NAIROBI, Kenya, Jul 14 – East African banks have been urged to expand throughout the region as a way of fast tracking the implementation of the East African Monetary Union.
Central Bank of Kenya Governor Prof Njuguna Ndung’u argues that with the implementation of the East African Common Market Protocol which allows free movement of goods and services across the region, banks would have to have firm bases in the region to facilitate trade and investment.
“What we want from our banks is for them to facilitate and support investment and trade in this region. That is what the movement towards integration means and that’s where convergence becomes very critical,” Prof Ndungu said.

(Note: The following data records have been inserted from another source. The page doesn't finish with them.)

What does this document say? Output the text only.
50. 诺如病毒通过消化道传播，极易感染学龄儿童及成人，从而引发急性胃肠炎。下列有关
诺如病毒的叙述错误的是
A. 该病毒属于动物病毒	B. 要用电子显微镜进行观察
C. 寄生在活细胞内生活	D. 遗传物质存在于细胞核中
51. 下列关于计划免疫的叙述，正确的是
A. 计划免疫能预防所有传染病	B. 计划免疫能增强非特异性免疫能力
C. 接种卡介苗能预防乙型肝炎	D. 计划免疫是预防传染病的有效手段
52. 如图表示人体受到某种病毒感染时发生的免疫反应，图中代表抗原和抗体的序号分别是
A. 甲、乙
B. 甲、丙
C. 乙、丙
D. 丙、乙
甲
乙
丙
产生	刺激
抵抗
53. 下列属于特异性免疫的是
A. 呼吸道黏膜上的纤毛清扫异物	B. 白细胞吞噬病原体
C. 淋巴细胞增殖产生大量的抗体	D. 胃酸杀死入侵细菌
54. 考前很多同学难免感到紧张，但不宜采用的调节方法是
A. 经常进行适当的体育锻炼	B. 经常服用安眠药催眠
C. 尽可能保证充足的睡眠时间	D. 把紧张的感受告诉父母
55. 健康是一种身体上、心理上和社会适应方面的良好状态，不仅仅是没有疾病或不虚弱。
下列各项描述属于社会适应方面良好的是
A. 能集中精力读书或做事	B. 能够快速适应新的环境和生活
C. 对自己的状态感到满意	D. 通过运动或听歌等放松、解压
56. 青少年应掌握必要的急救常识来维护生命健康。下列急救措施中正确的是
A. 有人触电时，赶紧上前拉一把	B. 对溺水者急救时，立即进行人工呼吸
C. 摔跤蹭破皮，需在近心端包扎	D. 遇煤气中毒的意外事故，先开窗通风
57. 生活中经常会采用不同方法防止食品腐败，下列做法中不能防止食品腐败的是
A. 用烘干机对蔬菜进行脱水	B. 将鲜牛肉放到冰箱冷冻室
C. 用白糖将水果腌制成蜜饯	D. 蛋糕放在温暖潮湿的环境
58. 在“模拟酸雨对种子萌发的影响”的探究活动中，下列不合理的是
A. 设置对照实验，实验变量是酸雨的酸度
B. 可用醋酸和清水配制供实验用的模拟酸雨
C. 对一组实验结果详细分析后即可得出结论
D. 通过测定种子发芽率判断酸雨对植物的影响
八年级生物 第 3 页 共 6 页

Already, Kenya Commercial Bank and Equity are some of the Kenyan institutions that have expanded into the region as part of their growth strategy.
Prof Ndung’u said the greatest hurdle would have to be overcome by regional governments as they negotiate different aspects of the Common Market Protocol.
“We have gone through the much trickier bits. We have almost common or uniform monetary policies except a few countries that still have a few controls, which they are phasing out,” he said.
EAC Heads of State have already given a 2012 deadline to have the Monetary Union running. Governors of EAC Central Banks have already embarked on the road map towards a single currency and have already come up with a framework for fast tracking its implementation.
The Monetary Affairs Committee, through the EAC Secretariat, engaged the services of the European Central Bank in 2009 to carry out the study on the establishment of a Monetary Union.
Findings from the study show that there are still a number of challenges facing the formation of the Monetary Union. For starters, there will be need for convergence in key economic areas such as inflation, exposure to external shocks, debt levels, as well as GDP growth rates.
The report prescribes maintaining an overall budget deficit to GDP ratio of not more than six, excluding grants. At the same time member States must ensure that annual average inflation rates do not exceed five percent.
Prof Ndungu said the journey would not be easy arguing that proper systems will have to be in place to ensure that all partner State’s economic situation are factored in the new monetary system to avoid what is currently happening to the Euro.
“I am very confident in every policy because when you adhere to the rules it’s usually very critical. Kenya has been able to create its own fiscal space without debt relief and can be replicated in the region,” he said.
He was speaking on the sidelines of the ninth meeting of the Assembly of African Central Banks in the eastern Africa sub region to review progress made towards the harmonisation of monetary policies for the creation of an African Central Bank and common currency.